El cochero pareció sorprendido y un tanto avergonzado.
—Vaya, no voy a poder decirle gran cosa, porque al parecer ya sabe usted tanto como yo —respondió—. La verdad es que aquel señor me dijo que era detective y que no dijera nada a nadie acerca de él.
—Se trata de un asunto muy grave, buen hombre, y quizá se encontraría usted en una situación muy difícil si tratase de ocultarme algo. ¿El cliente le dijo que era detective?
—Sí, señor, eso fue lo que dijo.
—¿Cuándo se lo dijo?
—Al marcharse.
—¿Dijo algo más?
—Me dijo cómo se llamaba.
Holmes me lanzó una rápida mirada de triunfo.
—¿De manera que le dijo cómo se llamaba? Eso fue una imprudencia. Y, ¿cuál era su nombre?
—Dijo llamarse Sherlock Holmes.
Nunca he visto a mi amigo tan sorprendido como ante la respuesta del cochero. Por un instante el asombro le dejó sin palabras. Luego lanzó una carcajada:
—¡Tocado, Watson! ¡Tocado, sin duda! —dijo—. Advierto la presencia de un florete tan rápido y flexible como el mío. En esta ocasión ha conseguido un blanco excelente. De manera que se llamaba Sherlock Holmes, ¿no es eso?
—Sí, señor, eso me dijo.
—¡Magnífico! Cuénteme dónde lo recogió y todo lo que pasó.
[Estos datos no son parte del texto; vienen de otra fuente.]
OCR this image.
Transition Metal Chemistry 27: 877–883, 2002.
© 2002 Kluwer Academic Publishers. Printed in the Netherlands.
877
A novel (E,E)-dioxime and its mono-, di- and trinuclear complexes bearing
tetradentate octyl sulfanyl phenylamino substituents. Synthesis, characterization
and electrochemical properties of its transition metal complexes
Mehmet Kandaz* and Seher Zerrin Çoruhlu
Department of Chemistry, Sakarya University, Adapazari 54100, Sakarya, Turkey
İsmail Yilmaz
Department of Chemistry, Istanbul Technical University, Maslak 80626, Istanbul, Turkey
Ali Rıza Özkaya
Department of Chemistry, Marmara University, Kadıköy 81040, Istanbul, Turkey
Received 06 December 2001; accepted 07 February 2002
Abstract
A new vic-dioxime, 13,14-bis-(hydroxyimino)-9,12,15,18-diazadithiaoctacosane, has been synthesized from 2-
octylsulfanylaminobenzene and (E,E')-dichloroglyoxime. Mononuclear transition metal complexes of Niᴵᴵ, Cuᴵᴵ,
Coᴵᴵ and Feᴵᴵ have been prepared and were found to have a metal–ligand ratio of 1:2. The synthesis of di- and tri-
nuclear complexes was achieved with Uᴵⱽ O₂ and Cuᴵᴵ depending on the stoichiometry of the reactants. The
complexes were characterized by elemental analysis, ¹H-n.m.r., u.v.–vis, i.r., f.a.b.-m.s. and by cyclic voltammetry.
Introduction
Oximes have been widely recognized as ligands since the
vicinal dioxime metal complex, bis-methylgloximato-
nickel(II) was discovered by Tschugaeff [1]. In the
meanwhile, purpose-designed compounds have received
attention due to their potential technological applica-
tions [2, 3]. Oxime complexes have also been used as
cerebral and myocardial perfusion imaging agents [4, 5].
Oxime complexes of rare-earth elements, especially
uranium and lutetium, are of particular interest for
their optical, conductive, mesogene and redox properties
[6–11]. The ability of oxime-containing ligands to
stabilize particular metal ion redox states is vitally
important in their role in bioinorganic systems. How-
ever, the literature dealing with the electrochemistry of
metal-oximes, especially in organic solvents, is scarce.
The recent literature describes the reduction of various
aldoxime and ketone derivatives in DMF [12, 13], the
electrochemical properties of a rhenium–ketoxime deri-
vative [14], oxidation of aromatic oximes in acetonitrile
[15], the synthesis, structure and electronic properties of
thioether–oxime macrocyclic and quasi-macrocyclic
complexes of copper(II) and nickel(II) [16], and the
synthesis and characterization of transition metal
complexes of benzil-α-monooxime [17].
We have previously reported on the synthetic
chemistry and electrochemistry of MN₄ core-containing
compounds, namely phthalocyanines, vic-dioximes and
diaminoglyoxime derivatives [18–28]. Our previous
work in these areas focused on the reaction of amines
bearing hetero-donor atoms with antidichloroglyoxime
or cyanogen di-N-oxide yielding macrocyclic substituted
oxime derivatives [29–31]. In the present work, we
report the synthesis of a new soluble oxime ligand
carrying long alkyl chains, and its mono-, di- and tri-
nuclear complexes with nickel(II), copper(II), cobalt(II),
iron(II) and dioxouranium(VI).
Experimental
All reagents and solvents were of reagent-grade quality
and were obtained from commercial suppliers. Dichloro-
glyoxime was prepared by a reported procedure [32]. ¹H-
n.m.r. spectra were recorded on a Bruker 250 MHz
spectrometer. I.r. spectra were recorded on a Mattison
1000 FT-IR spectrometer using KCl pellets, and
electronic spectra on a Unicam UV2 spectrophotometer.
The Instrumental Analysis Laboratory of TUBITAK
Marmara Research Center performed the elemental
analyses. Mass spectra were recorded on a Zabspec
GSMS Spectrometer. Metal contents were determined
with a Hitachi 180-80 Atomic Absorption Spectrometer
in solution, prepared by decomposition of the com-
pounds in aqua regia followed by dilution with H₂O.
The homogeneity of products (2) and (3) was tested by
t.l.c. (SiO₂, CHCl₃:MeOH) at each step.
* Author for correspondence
—Me paró a las nueve y media en Trafalgar Square. Dijo que era detective y me ofreció dos guineas si seguía exactamente sus instrucciones durante todo el día y no hacía preguntas. Acepté con mucho gusto. Primero nos dirigimos al hotel Northumberland y esperamos allí hasta que salieron dos caballeros y alquilaron un coche de la fila que esperaba delante de la puerta. Lo seguimos hasta que se paró en un sitio cerca de aquí.
—Esta misma puerta —dijo Holmes.
—Bueno, eso no lo sé con certeza, pero aseguraría que mi cliente conocía muy bien el sitio. Nos detuvimos a cierta distancia y esperamos durante hora y media. Luego los dos caballeros pasaron a nuestro lado a pie y los fuimos siguiendo por Baker Street y a lo largo de...
—Eso ya lo sé —dijo Holmes.
—Hasta recorrer las tres cuartas partes de Regent Street. Entonces mi cliente levantó la trampilla y gritó que me dirigiera a la estación de Waterloo lo más deprisa que pudiera. Fustigué a la yegua y llegamos en menos de diez minutos. Después me pagó las dos guineas, como había prometido, y entró en la estación. Pero en el momento de marcharse se dio la vuelta y dijo: «Quizá le interese saber que ha estado llevando al señor Sherlock Holmes». De esa manera supe cómo se llamaba.
—Entiendo. ¿Y ya no volvió a verlo?
—No, una vez que entró en la estación.
—Y, ¿cómo describiría usted al señor Sherlock Holmes?
El cochero se rascó la cabeza.
—Bueno, a decir verdad no era un caballero fácil de describir. Unos cuarenta años de edad y estatura media, cuatro o seis centímetros más bajo que usted. Iba vestido como un dandi, llevaba barba, muy negra, cortada en recto por abajo, y tenía la tez pálida. Me parece que eso es todo lo que recuerdo.
—¿Color de los ojos?
—No; eso no lo sé.
—¿No recuerda usted nada más?
—No, señor; nada más.
—Bien; en ese caso aquí tiene su medio soberano. Hay otro esperándole si me trae alguna información más. ¡Buenas noches!
—Buenas noches, señor, y ¡muchas gracias!
John Clayton se marchó riendo entre dientes y Holmes se volvió hacia mí con un encogimiento de hombros y una sonrisa de tristeza.
—Se ha roto nuestro tercer cabo y hemos terminado donde empezamos —dijo—. Ese astuto granuja sabía el número de nuestra casa, sabía que Sir Henry Baskerville había venido a verme, me reconoció en Regent Street, supuso que me había fijado en el número del cabriolé y que acabaría por localizar al cochero, y decidió enviarme ese mensaje impertinente. Se lo aseguro, Watson, esta vez nos hemos tropezado con un adversario digno de nuestro acero. Me han dado jaque mate en Londres. Sólo me cabe desearle que tenga usted mejor suerte en Devonshire. Pero reconozco que no estoy tranquilo.
—¿No está tranquilo?
—No me gusta enviarlo a usted. Es un asunto muy feo, Watson, un asunto muy feo y peligroso, y cuanto más sé de él menos me gusta. Sí, mi querido amigo, ríase usted, pero le doy mi palabra de que me alegraré mucho de tenerlo otra vez sano y salvo en Baker Street.